Приунывший поп отошел в сторону. На его место выдвинулся было мужичонка с бельмом. Но посадник замахал капризно руками:
— Отойди! Отойди! Давай сюда мирских, и будя на сегодня. А вы, спасены души, — крикнул он остальным многочисленным просителям, — к домам бредите. Завтра разберу дела ваши. Идите со Христом, спасены души.
Толпа покорно отодвинулась в глубь двора, но не ушла. Надеялись, авось, посадник смилуется: разберет их дела сегодня.
Стрельцы-тегилейщики ударами в спину подтолкнули пленных ближе к посаднику.
— Ишь, гордецы! — сказал тот с нескрываемой ненавистью. — Головы отвалятся посаднику поклониться. А давно мы мирских поганцев не видали! Лет, почитай, полтора десятка с той поры, как побывшился твой зятек богоданный, — оборотился насмешливо посадник к попу, с любопытством глядевшему на пленников.
— Поболе того, владыка, — откликнулся поп. — Истомке-то, внучонку моему, скоро второй десяток минет. А он за год до смерти отца родился.
— А што это у тебя на лбу намалевано? — удивился посадник, глядя на бескозырку стоящего впереди Птухи. — Пры… Пры… тк… тк… — спотыкался на полузнакомых буквах посадник. — Из каких же будешь?
— Из краснофлотских буду! Минер первой статьи! — ответил спокойно Птуха. — Сначала на «Коммунисте» с товарищем Маркиным ходил, потом на «Прыткий» к товарищу Раскольникову Федору Федоровичу перевелся. А теперь по ави-акции пошел, помощник борт-механика.
— Ишь-ты — промолвил ничего не понявший посадник. — А веры-то ты какой? Чать, не нашей, не нашей веры?
— Веры все мы, — кивнул Федор в сторону Раттнера и Косаговского, — самой што ни на есть новой! По-пролетарски говоря, мы большевистской веры!
— Большевистской? — переспросил посадник. — Не слыхали мы о такой. — Вы кто же, поповцы али расстриги?
Косаговский, один понявший суть вопроса посадника, не утерпев, фыркнул. А Птуха даже обиделся.
— От тоже сказал — поповцы! Большевистская вера самая вежливая, на великий палец! Большевик — он и в бога не веруе и царя с буржуями не повожае.

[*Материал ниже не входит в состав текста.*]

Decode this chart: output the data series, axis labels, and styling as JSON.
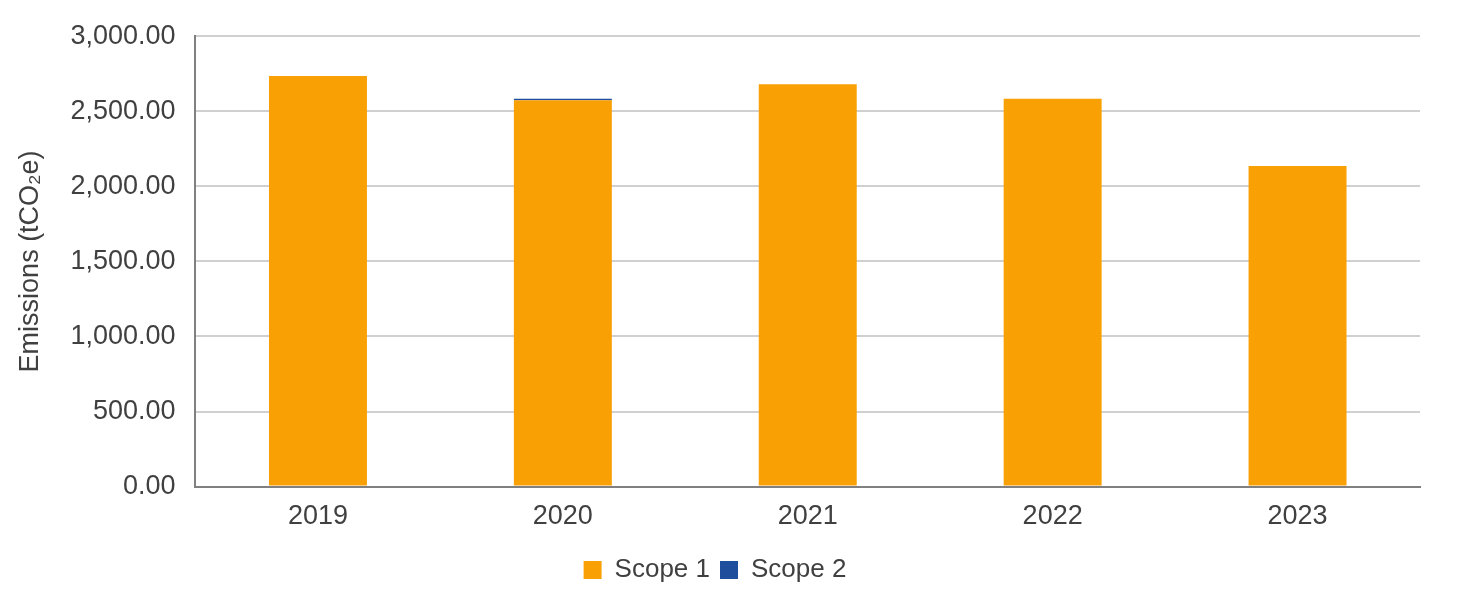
{
  "chart_data": {
    "type": "bar",
    "stacked": true,
    "ylabel": "Emissions (tCO₂e)",
    "categories": [
      "2019",
      "2020",
      "2021",
      "2022",
      "2023"
    ],
    "series": [
      {
        "name": "Scope 1",
        "color": "#f9a004",
        "values": [
          2735,
          2573,
          2680,
          2584,
          2135
        ]
      },
      {
        "name": "Scope 2",
        "color": "#1f4e9c",
        "values": [
          0,
          10,
          0,
          0,
          0
        ]
      }
    ],
    "ylim": [
      0,
      3000
    ],
    "yticks": [
      {
        "value": 0,
        "label": "0.00"
      },
      {
        "value": 500,
        "label": "500.00"
      },
      {
        "value": 1000,
        "label": "1,000.00"
      },
      {
        "value": 1500,
        "label": "1,500.00"
      },
      {
        "value": 2000,
        "label": "2,000.00"
      },
      {
        "value": 2500,
        "label": "2,500.00"
      },
      {
        "value": 3000,
        "label": "3,000.00"
      }
    ],
    "grid": "y",
    "legend": "bottom"
  }
}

Вот яка у нас поведенция!
— И рече безумец в сердце своем: несть бога! — откликнулся елейно прислушивавшийся к разговору поп.
— Брось, батя, контру разводить! — обратился наставительно Птуха к попу — Бога ж нет, то опиюм. Чуешь?

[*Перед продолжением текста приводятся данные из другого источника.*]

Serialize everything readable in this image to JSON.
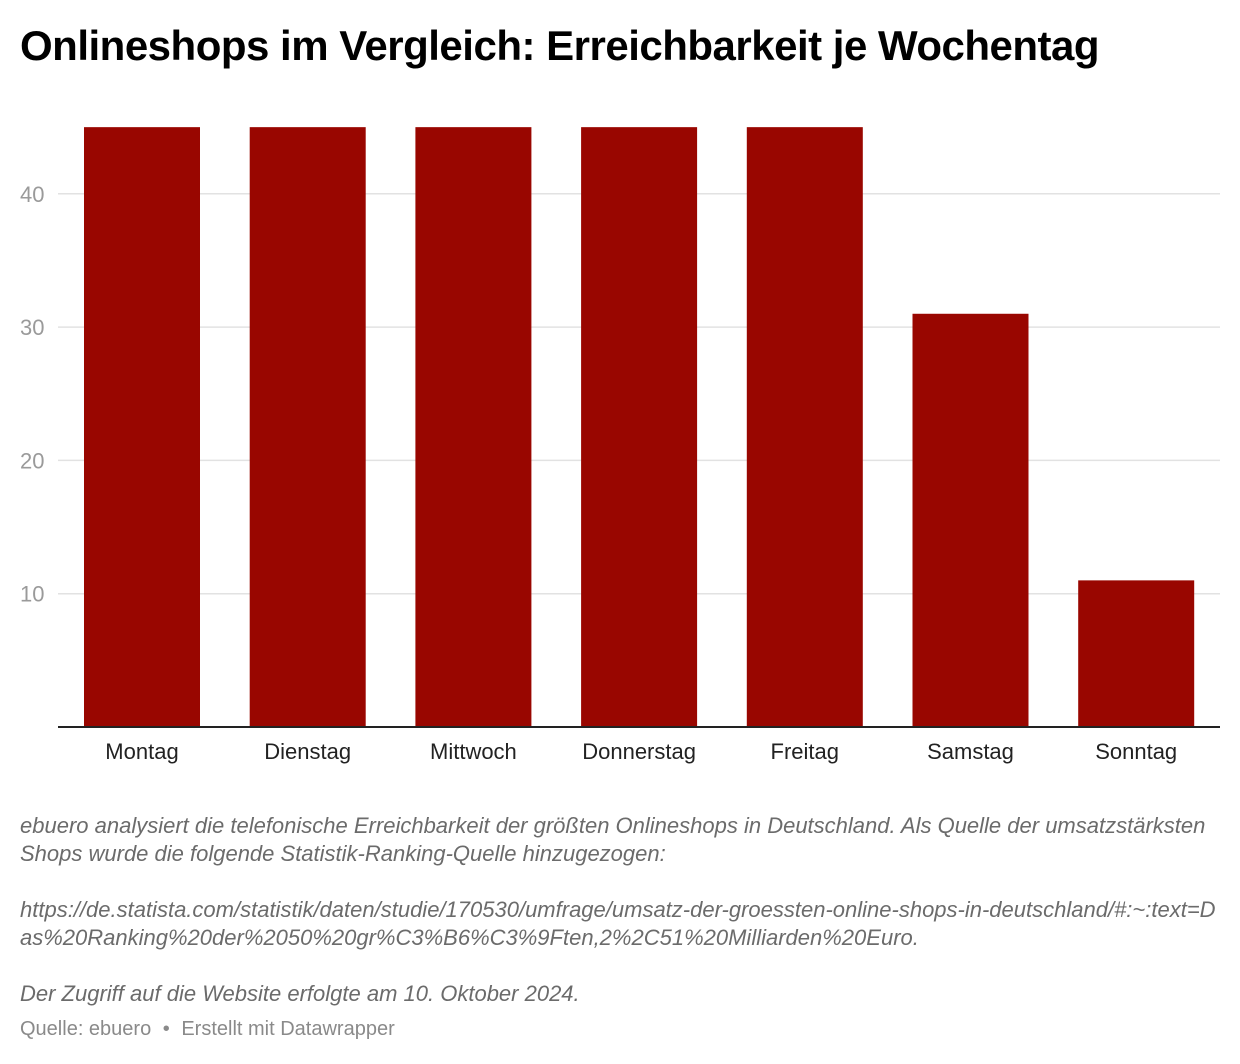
{
  "title": "Onlineshops im Vergleich: Erreichbarkeit je Wochentag",
  "chart_data": {
    "type": "bar",
    "title": "Onlineshops im Vergleich: Erreichbarkeit je Wochentag",
    "categories": [
      "Montag",
      "Dienstag",
      "Mittwoch",
      "Donnerstag",
      "Freitag",
      "Samstag",
      "Sonntag"
    ],
    "values": [
      45,
      45,
      45,
      45,
      45,
      31,
      11
    ],
    "ylim": [
      0,
      50
    ],
    "yticks": [
      10,
      20,
      30,
      40
    ],
    "grid": true,
    "bar_color": "#990600",
    "xlabel": "",
    "ylabel": ""
  },
  "notes": {
    "description": "ebuero analysiert die telefonische Erreichbarkeit der größten Onlineshops in Deutschland. Als Quelle der umsatzstärksten Shops wurde die folgende Statistik-Ranking-Quelle hinzugezogen:",
    "url": "https://de.statista.com/statistik/daten/studie/170530/umfrage/umsatz-der-groessten-online-shops-in-deutschland/#:~:text=Das%20Ranking%20der%2050%20gr%C3%B6%C3%9Ften,2%2C51%20Milliarden%20Euro.",
    "access": "Der Zugriff auf die Website erfolgte am 10. Oktober 2024."
  },
  "footer": {
    "source": "Quelle: ebuero",
    "separator": "•",
    "credit": "Erstellt mit Datawrapper"
  }
}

Тут не вытерпел и Раттнер, засмеялся. Но на всякий случай одернул Федора.
— Помолчи ты: небось, не в красном уголке у себя растабарываешь!
— Дьяче, — обернулся посадник к Кологривову, — ума не приложу, што с имя поделать?
— Сам знаешь, отец, какой сговор был! — сказал значительно дьяк.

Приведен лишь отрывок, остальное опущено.